Four-hour resistance 2650, support 2620-2600
Gold operation suggestions: Yesterday, the technical side of gold stabilized above 2613 and continued to fluctuate and consolidate with bulls. The bulls in the US market rushed to break through the 2634 mark and then fell back and fluctuated. Finally, it closed near the 2625 mark. The overall price maintained a high and strong consolidation. Although the increase was not large, the short-term bullish thinking was still the main focus.
From the current market trend, today's support below is around 2620-2610, and the upper pressure continues to focus on 2645. Wait patiently for the key points to enter the market.
BUY:2618near
BUY:2604near
Technical analysis only provides trading direction!

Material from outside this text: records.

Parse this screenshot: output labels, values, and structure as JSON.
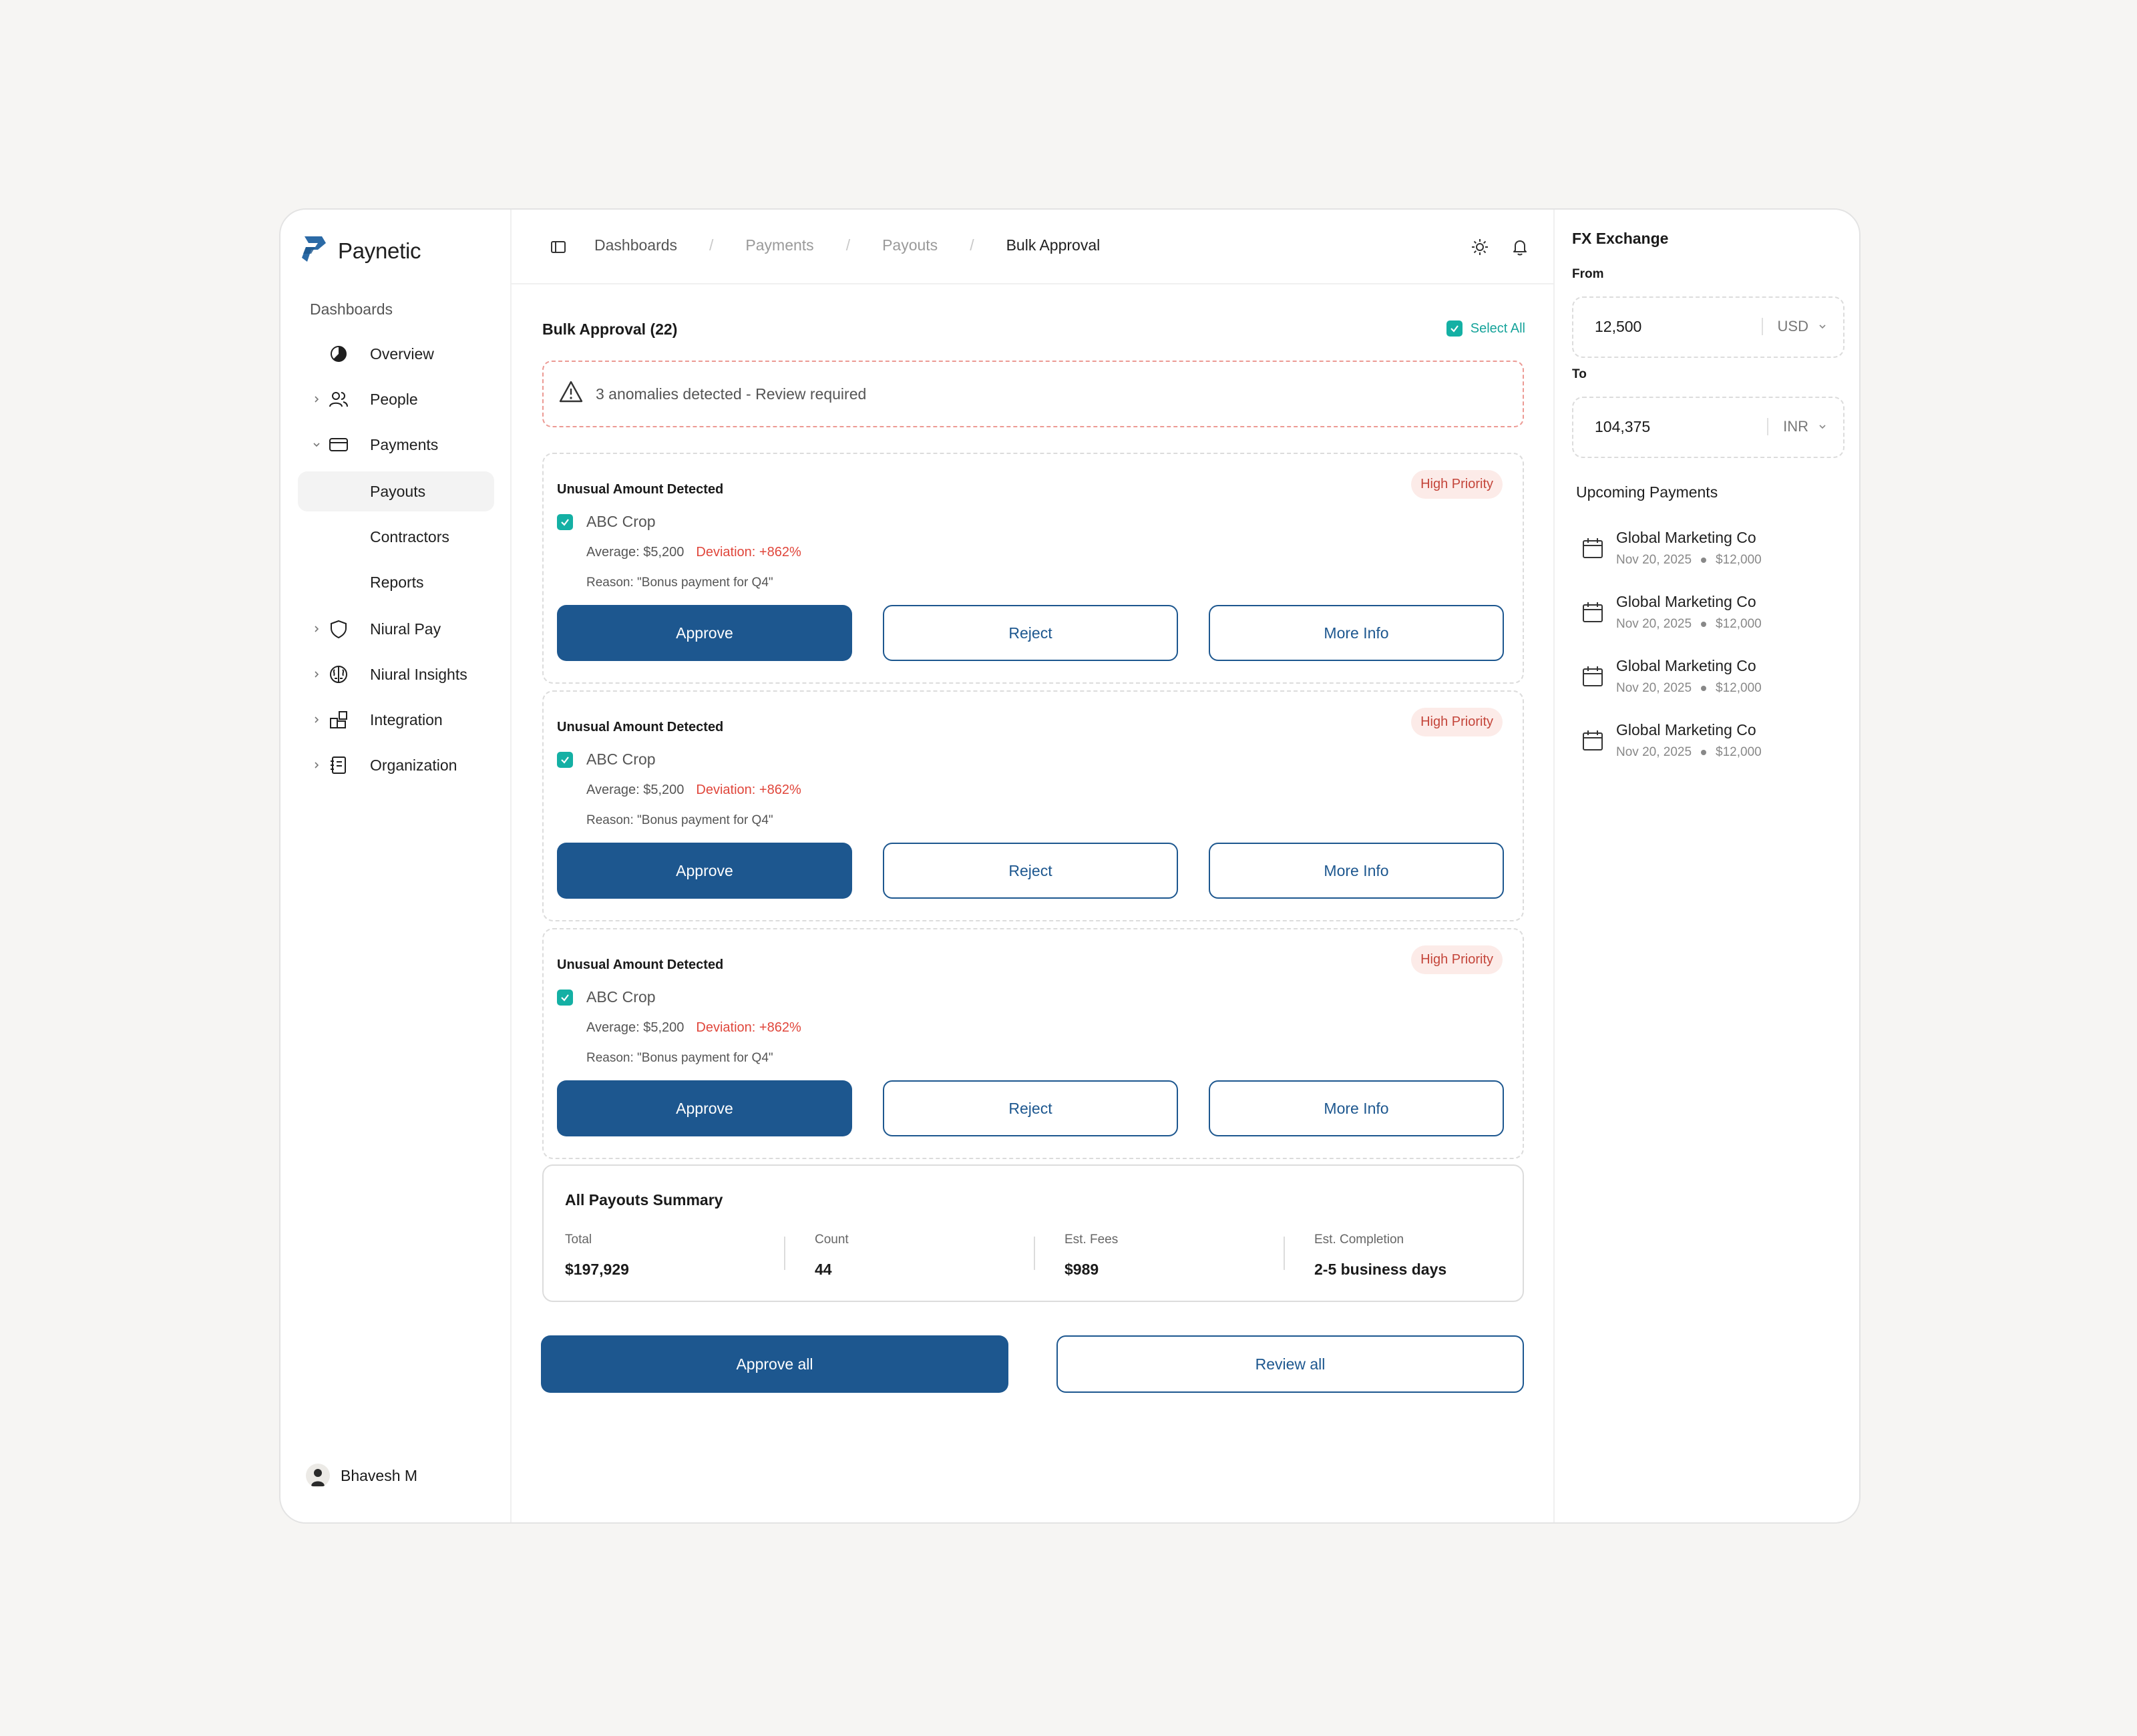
{
  "brand": {
    "name": "Paynetic"
  },
  "sidebar": {
    "section": "Dashboards",
    "items": [
      {
        "label": "Overview"
      },
      {
        "label": "People"
      },
      {
        "label": "Payments"
      },
      {
        "label": "Payouts"
      },
      {
        "label": "Contractors"
      },
      {
        "label": "Reports"
      },
      {
        "label": "Niural Pay"
      },
      {
        "label": "Niural Insights"
      },
      {
        "label": "Integration"
      },
      {
        "label": "Organization"
      }
    ],
    "user": "Bhavesh M"
  },
  "breadcrumb": [
    "Dashboards",
    "Payments",
    "Payouts",
    "Bulk Approval"
  ],
  "bulk": {
    "title": "Bulk Approval (22)",
    "select_all": "Select All",
    "alert": "3 anomalies detected - Review required"
  },
  "cards": [
    {
      "title": "Unusual Amount Detected",
      "badge": "High Priority",
      "vendor": "ABC Crop",
      "average": "Average: $5,200",
      "deviation": "Deviation: +862%",
      "reason": "Reason: \"Bonus payment for Q4\"",
      "approve": "Approve",
      "reject": "Reject",
      "more": "More Info"
    },
    {
      "title": "Unusual Amount Detected",
      "badge": "High Priority",
      "vendor": "ABC Crop",
      "average": "Average: $5,200",
      "deviation": "Deviation: +862%",
      "reason": "Reason: \"Bonus payment for Q4\"",
      "approve": "Approve",
      "reject": "Reject",
      "more": "More Info"
    },
    {
      "title": "Unusual Amount Detected",
      "badge": "High Priority",
      "vendor": "ABC Crop",
      "average": "Average: $5,200",
      "deviation": "Deviation: +862%",
      "reason": "Reason: \"Bonus payment for Q4\"",
      "approve": "Approve",
      "reject": "Reject",
      "more": "More Info"
    }
  ],
  "summary": {
    "title": "All Payouts Summary",
    "stats": [
      {
        "label": "Total",
        "value": "$197,929"
      },
      {
        "label": "Count",
        "value": "44"
      },
      {
        "label": "Est. Fees",
        "value": "$989"
      },
      {
        "label": "Est. Completion",
        "value": "2-5 business days"
      }
    ]
  },
  "actions": {
    "approve_all": "Approve all",
    "review_all": "Review all"
  },
  "fx": {
    "title": "FX Exchange",
    "from_label": "From",
    "from_value": "12,500",
    "from_currency": "USD",
    "to_label": "To",
    "to_value": "104,375",
    "to_currency": "INR"
  },
  "upcoming": {
    "title": "Upcoming Payments",
    "items": [
      {
        "name": "Global Marketing Co",
        "date": "Nov 20, 2025",
        "amount": "$12,000"
      },
      {
        "name": "Global Marketing Co",
        "date": "Nov 20, 2025",
        "amount": "$12,000"
      },
      {
        "name": "Global Marketing Co",
        "date": "Nov 20, 2025",
        "amount": "$12,000"
      },
      {
        "name": "Global Marketing Co",
        "date": "Nov 20, 2025",
        "amount": "$12,000"
      }
    ]
  },
  "colors": {
    "primary": "#1d578f",
    "teal": "#14b0a4",
    "danger": "#e0463b",
    "badge_bg": "#fcebe8"
  }
}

Tuesday Market Analysis and SignalsIn the Asian market on Tuesday, gold fluctuated in a narrow range at high levels and is currently trading around $2,628 per ounce. Gold hit an all-time high of 2,634 during trading on Monday, up about 0.24%. The bullish market sentiment after the Fed's interest rate cut last week and geopolitical tensions pushed up the London gold price, but the US dollar index stabilized and rebounded. Ukrainian President Zelensky said that the Russian-Ukrainian war was "close to the end", and investors need to beware of the risk of a short-term correction in gold prices.
If the employment rate drops sharply, the market will believe that the Fed may be more active in cutting interest rates, which is very beneficial to gold prices. In addition, regional instability in the Middle East may further push gold prices higher. The growing tensions between Israel and Hezbollah have enhanced the appeal of safe havens, which may further boost demand for gold.

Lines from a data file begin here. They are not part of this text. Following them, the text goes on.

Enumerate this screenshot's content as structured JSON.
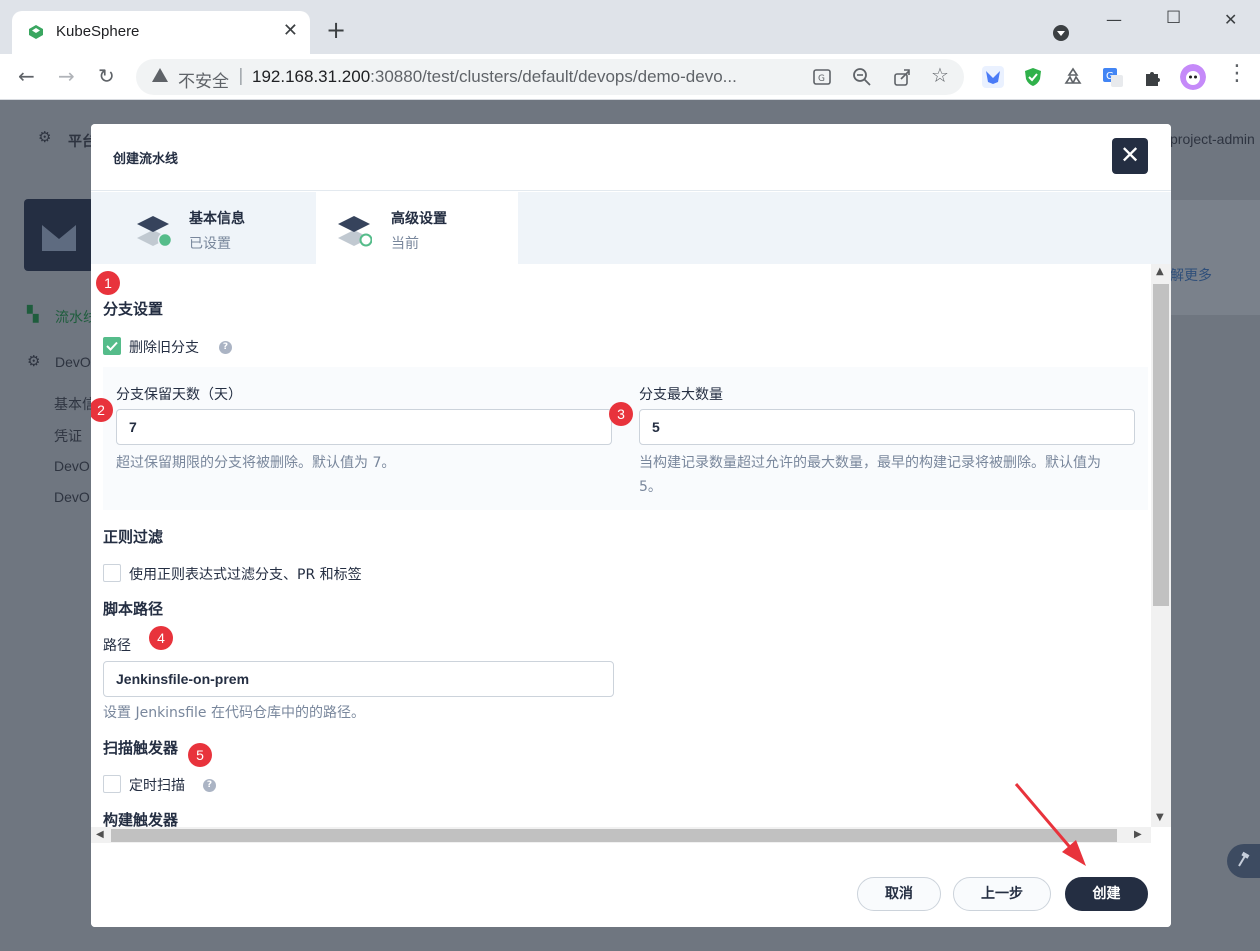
{
  "browser": {
    "tab_title": "KubeSphere",
    "insecure_label": "不安全",
    "url_host": "192.168.31.200",
    "url_rest": ":30880/test/clusters/default/devops/demo-devo..."
  },
  "background": {
    "platform_label": "平台",
    "user_label": "project-admin",
    "learn_more": "解更多",
    "nav_pipeline": "流水线",
    "nav_devops": "DevO",
    "sub_basic": "基本信",
    "sub_credentials": "凭证",
    "sub_devops1": "DevO",
    "sub_devops2": "DevO"
  },
  "modal": {
    "title": "创建流水线",
    "steps": [
      {
        "title": "基本信息",
        "status": "已设置"
      },
      {
        "title": "高级设置",
        "status": "当前"
      }
    ],
    "branch_settings": {
      "heading": "分支设置",
      "delete_old_label": "删除旧分支",
      "delete_old_checked": true,
      "retention_days_label": "分支保留天数（天）",
      "retention_days_value": "7",
      "retention_days_desc": "超过保留期限的分支将被删除。默认值为 7。",
      "max_branches_label": "分支最大数量",
      "max_branches_value": "5",
      "max_branches_desc_1": "当构建记录数量超过允许的最大数量，最早的构建记录将被删除。默认值为",
      "max_branches_desc_2": "5。"
    },
    "regex_filter": {
      "heading": "正则过滤",
      "checkbox_label": "使用正则表达式过滤分支、PR 和标签",
      "checked": false
    },
    "script_path": {
      "heading": "脚本路径",
      "field_label": "路径",
      "value": "Jenkinsfile-on-prem",
      "desc": "设置 Jenkinsfile 在代码仓库中的的路径。"
    },
    "scan_trigger": {
      "heading": "扫描触发器",
      "checkbox_label": "定时扫描",
      "checked": false
    },
    "build_trigger": {
      "heading": "构建触发器"
    },
    "annotations": [
      "1",
      "2",
      "3",
      "4",
      "5"
    ],
    "footer": {
      "cancel": "取消",
      "previous": "上一步",
      "create": "创建"
    }
  },
  "colors": {
    "primary": "#242e42",
    "success": "#55bc8a",
    "annotation": "#e8333c",
    "arrow": "#e8333c"
  }
}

As a traditional hedging tool for geopolitical and economic uncertainties, gold will have its best year in 14 years. There are relatively few economic data on this trading day. Investors will pay attention to the Reserve Bank of Australia's interest rate decision, the US Conference Board Consumer Confidence Index in September, speeches by Fed officials, and news related to the geopolitical situation.

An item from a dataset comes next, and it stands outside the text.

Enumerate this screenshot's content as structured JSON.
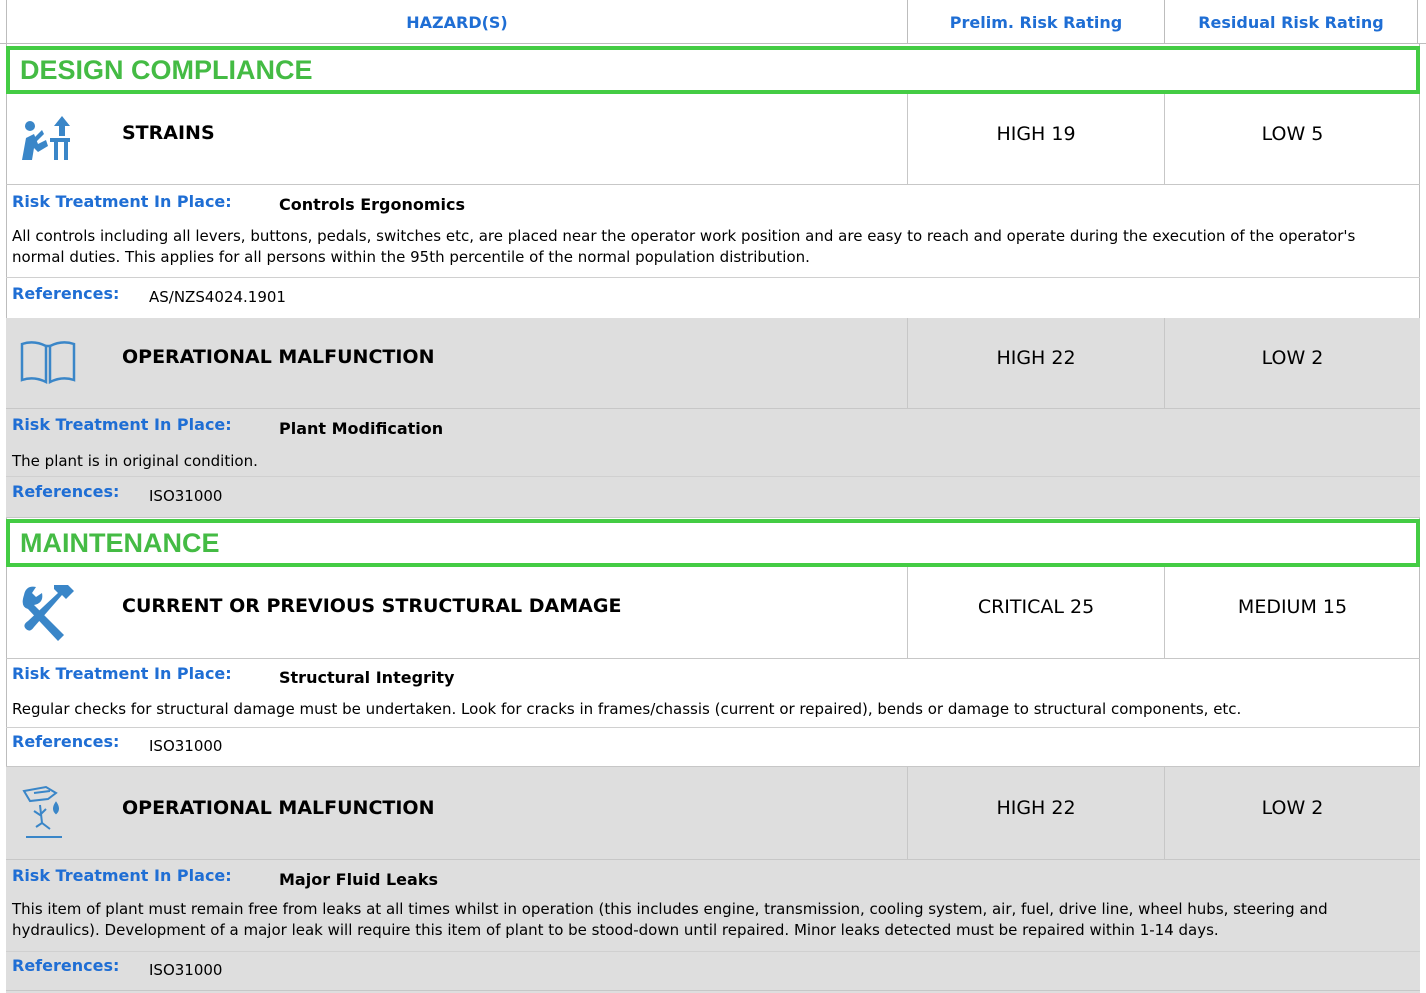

Yesterday, the historical high of 2634 was reached again, showing a continuous breakthrough of the bullish pattern. The MA7/10-day moving average and the 5-day moving average have moved up to 2605/2582, of which the 5-day moving average is above the 2600 mark, and the RSI indicator is close to the high value of 80. The upper rail resistance of the Bollinger Band channel is obvious. In the short term, the gold price faces certain suppression and technical indicator repair. The overall gold bull trend structure is intact. The small cycle indicator is overbought and the indicator needs further cycle repair. Look at the 2615/2635 range first, buy low and sell high.